Patient satisfaction also improves when the practice is knowledgeable of their patients’ insurance coverage. Patients may be appropriately educated by staff regarding their out-of-pocket obligations (copays, deductibles) at the time of service so that they don’t incur surprise bills and feel trusted. This creates a patient-focused experience and can improve patient retention and word-of-mouth recommendations.
Furthermore, a thorough verification process prevents errors and ensures payer-specific laws and regulations, lowering audit risk and related penalties.
Conducting the Cost-Benefit Analysis
To find out if investing in strong eligibility and benefits verification is worth it, physiatrist practices must conduct a cost-benefit analysis. This means putting a figure on the cost of the current verification process (or no process) and weighing this against the potential benefits of starting or enhancing the process.
On the cost side, count the costs of:
- Staff time devoted to manual verification (phone calls, website searches).
- Administrative expense of disallowed claims (personnel time, mailing).

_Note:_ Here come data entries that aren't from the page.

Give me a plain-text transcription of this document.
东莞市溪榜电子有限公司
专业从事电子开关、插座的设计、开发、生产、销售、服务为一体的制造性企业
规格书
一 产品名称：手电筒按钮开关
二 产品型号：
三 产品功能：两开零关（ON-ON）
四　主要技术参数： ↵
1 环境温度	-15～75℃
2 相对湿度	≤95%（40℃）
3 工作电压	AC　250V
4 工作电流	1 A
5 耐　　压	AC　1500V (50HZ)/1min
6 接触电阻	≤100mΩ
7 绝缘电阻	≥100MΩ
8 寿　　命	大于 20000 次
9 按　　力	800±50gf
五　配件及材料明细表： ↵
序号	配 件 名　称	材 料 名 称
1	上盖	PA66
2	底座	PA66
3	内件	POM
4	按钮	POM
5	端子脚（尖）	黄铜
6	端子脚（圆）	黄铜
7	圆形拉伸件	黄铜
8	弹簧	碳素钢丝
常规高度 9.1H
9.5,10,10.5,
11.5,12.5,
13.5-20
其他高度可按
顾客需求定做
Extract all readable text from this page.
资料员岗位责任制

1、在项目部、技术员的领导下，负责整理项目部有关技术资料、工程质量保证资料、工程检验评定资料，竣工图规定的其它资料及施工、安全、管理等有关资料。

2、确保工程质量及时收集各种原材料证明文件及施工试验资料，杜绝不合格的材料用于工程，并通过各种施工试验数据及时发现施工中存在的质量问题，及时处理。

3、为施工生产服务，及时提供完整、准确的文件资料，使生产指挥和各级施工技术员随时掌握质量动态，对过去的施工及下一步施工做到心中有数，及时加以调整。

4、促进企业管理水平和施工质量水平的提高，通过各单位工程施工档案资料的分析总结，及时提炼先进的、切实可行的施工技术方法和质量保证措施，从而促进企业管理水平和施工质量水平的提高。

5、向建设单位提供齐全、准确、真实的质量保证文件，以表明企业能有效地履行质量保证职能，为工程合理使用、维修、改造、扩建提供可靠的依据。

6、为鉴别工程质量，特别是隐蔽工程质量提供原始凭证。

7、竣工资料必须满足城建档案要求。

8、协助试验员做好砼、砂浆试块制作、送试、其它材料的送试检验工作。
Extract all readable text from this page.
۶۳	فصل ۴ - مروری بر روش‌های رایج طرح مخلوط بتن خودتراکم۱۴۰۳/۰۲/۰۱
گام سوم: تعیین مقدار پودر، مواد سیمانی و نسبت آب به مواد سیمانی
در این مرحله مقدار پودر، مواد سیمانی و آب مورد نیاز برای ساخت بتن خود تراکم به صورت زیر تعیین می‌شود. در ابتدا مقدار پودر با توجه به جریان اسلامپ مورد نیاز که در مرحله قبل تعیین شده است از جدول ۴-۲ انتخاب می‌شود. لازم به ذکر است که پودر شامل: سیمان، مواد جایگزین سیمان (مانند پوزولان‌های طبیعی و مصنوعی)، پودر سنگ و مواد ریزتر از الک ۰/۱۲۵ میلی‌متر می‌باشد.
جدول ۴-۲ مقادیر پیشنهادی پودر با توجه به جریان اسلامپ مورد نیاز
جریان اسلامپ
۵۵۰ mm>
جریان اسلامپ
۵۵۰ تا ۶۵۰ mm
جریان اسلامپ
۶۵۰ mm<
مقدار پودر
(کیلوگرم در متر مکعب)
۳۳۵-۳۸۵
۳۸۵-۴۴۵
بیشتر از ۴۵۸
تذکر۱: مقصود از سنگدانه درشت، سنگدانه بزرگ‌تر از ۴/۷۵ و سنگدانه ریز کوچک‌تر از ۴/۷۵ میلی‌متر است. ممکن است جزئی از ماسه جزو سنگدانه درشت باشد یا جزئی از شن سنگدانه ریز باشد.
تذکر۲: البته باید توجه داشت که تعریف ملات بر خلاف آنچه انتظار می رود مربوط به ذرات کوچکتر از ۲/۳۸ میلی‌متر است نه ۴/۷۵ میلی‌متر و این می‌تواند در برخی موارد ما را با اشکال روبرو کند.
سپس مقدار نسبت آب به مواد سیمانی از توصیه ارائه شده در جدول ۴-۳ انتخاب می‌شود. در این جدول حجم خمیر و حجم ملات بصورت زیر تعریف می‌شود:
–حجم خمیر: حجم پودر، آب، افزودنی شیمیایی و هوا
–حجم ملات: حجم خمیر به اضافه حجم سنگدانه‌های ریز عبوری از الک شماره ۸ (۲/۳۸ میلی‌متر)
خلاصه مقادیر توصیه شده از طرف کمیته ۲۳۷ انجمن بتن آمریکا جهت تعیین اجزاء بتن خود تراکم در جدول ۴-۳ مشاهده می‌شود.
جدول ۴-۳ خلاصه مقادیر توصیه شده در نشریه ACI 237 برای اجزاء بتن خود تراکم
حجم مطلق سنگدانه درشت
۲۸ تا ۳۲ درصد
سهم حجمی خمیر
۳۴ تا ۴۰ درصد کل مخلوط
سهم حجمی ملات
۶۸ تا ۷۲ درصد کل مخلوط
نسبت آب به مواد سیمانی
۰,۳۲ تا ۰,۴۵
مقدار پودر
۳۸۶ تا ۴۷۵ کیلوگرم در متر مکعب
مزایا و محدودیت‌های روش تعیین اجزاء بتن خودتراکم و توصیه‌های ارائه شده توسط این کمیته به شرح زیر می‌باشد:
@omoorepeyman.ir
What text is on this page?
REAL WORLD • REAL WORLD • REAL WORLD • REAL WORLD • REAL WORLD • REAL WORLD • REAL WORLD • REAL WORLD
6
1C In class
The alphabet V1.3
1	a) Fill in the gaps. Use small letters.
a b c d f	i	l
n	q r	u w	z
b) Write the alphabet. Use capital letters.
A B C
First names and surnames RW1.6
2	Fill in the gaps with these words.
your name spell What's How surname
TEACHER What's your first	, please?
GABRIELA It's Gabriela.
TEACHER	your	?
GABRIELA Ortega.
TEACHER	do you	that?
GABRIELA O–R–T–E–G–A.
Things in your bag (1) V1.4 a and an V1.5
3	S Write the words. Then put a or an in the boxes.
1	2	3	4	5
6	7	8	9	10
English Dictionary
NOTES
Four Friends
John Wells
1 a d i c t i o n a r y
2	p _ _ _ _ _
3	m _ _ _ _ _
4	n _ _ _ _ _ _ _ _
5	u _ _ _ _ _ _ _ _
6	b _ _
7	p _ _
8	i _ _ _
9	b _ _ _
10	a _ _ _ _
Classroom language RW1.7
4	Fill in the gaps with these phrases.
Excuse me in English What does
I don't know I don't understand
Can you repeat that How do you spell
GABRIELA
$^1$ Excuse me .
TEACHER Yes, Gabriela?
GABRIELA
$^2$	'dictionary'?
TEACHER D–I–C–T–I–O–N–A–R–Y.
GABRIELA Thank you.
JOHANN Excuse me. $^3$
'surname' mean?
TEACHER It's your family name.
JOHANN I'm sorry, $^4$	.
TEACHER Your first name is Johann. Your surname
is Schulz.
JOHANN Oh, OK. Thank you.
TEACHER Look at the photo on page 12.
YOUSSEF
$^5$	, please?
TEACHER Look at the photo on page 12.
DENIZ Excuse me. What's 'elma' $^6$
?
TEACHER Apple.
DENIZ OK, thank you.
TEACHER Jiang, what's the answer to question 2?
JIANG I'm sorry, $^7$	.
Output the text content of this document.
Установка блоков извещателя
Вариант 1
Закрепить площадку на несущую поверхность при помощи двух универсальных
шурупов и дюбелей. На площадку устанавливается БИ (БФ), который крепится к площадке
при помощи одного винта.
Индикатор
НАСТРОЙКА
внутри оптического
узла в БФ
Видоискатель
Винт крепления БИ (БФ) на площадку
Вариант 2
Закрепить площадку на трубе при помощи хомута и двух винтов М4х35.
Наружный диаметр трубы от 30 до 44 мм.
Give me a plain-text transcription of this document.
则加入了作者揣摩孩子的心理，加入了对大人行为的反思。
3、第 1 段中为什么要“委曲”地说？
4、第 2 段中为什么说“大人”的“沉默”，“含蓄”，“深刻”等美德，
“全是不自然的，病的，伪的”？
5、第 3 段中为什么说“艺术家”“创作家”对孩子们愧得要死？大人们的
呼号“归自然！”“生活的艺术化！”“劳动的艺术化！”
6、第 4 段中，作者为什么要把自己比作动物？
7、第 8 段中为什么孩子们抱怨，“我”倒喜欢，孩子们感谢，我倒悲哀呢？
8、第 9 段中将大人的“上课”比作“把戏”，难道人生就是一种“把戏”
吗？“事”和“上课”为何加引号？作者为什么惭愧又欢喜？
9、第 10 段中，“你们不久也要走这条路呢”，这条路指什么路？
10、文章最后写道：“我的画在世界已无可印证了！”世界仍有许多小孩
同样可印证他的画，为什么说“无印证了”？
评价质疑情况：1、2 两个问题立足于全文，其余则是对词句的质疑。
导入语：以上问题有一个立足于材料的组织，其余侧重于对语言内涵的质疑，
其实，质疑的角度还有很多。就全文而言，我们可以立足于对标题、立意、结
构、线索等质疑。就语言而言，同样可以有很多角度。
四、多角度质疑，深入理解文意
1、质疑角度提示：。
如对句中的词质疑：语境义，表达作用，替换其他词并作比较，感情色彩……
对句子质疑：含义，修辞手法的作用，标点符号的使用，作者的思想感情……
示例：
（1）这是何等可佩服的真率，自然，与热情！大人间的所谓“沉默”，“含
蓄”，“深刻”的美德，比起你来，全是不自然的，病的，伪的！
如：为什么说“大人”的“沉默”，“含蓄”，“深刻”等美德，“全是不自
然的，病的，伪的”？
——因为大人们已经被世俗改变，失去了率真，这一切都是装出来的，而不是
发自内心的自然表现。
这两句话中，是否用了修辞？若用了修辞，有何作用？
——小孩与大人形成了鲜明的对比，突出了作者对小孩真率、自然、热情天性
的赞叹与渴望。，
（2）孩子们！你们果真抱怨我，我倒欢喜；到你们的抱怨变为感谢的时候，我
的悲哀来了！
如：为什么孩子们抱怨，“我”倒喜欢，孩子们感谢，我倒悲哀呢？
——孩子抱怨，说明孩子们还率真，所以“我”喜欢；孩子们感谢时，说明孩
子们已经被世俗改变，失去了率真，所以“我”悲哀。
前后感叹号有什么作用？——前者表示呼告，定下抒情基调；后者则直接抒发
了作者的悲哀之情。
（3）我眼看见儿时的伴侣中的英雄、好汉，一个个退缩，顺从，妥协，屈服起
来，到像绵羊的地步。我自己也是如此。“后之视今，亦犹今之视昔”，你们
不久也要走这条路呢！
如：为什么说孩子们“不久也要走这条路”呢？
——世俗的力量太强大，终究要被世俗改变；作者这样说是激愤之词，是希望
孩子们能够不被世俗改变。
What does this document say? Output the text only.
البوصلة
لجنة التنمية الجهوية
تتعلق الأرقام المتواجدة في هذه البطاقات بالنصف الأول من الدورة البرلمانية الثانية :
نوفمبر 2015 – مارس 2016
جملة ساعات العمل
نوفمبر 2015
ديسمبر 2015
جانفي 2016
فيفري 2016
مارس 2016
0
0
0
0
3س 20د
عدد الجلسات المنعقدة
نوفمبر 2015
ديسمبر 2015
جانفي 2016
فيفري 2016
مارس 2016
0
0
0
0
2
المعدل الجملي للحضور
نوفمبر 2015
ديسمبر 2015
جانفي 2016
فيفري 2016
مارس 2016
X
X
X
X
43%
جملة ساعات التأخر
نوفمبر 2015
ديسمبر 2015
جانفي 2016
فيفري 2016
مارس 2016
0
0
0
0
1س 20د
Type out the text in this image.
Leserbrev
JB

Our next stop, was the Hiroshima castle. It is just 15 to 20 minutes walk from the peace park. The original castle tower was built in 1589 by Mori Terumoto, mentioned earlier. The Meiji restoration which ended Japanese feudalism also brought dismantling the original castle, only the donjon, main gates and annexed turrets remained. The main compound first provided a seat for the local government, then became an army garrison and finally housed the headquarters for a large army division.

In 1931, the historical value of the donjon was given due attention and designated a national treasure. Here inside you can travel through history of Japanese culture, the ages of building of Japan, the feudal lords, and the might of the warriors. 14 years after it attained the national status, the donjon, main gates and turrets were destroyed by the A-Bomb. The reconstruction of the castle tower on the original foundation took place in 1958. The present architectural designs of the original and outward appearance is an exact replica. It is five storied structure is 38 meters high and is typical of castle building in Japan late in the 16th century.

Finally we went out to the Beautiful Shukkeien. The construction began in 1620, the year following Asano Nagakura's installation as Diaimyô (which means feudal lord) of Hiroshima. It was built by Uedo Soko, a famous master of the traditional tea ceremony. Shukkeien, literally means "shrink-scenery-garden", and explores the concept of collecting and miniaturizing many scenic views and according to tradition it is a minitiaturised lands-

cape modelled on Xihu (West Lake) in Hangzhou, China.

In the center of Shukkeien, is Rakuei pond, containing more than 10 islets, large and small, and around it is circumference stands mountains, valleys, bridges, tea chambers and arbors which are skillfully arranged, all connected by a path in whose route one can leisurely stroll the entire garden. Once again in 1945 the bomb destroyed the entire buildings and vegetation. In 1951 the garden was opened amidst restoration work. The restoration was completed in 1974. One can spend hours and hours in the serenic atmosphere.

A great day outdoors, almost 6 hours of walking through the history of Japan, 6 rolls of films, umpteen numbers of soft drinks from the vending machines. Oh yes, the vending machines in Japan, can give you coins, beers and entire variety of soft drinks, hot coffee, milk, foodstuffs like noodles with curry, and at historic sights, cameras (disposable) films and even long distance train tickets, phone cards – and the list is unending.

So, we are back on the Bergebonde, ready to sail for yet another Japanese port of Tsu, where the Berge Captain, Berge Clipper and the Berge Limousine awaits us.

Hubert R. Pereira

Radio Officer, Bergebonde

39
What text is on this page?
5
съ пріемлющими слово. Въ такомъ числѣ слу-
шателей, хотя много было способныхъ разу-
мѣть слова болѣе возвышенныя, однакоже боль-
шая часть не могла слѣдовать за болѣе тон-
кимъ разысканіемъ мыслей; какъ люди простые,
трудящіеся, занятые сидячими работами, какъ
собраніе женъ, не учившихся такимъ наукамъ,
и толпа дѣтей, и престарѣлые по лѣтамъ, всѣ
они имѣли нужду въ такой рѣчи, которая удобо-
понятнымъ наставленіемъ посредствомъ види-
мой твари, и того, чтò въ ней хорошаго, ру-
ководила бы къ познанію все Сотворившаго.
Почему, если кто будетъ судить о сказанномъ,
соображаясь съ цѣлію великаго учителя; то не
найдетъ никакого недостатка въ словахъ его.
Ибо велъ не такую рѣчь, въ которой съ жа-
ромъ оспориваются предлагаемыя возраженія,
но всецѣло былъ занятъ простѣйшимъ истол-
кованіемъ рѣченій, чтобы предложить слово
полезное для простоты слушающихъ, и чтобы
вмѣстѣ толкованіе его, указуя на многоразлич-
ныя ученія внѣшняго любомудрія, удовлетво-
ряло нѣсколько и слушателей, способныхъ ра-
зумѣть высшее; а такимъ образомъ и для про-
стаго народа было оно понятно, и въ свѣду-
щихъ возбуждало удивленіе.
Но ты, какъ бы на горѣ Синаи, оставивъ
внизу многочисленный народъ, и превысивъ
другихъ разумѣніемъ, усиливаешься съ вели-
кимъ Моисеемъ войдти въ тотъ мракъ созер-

- Lost revenue from uncollectible accounts as a result of eligibility problems.
- Sluggish cash flow.
On the benefits side, look at:
- Reduced administrative cost due to reduced denials and less rework.
- Increased revenue due to fewer write-offs and improved collection percentages.
- Faster cash flow and financial stability.
- Potential for employee time to be reallocated to more productive processes.
- Increased patient satisfaction.
Although proper verification, whether in-house or via an expert outsourced service, has an initial cost, the subsequent advantages of fewer denials, better cash flow, lower administrative expenses, added revenue, and improved patient satisfaction dwarf this expense.
A keen cost-benefit analysis shows that proper eligibility and benefits verification is not a cost but necessary for the financial health and operational efficiency of physiatrist practices in today’s complex healthcare environment. Making this front-end process a priority is the keystone of a healthy and prosperous practice.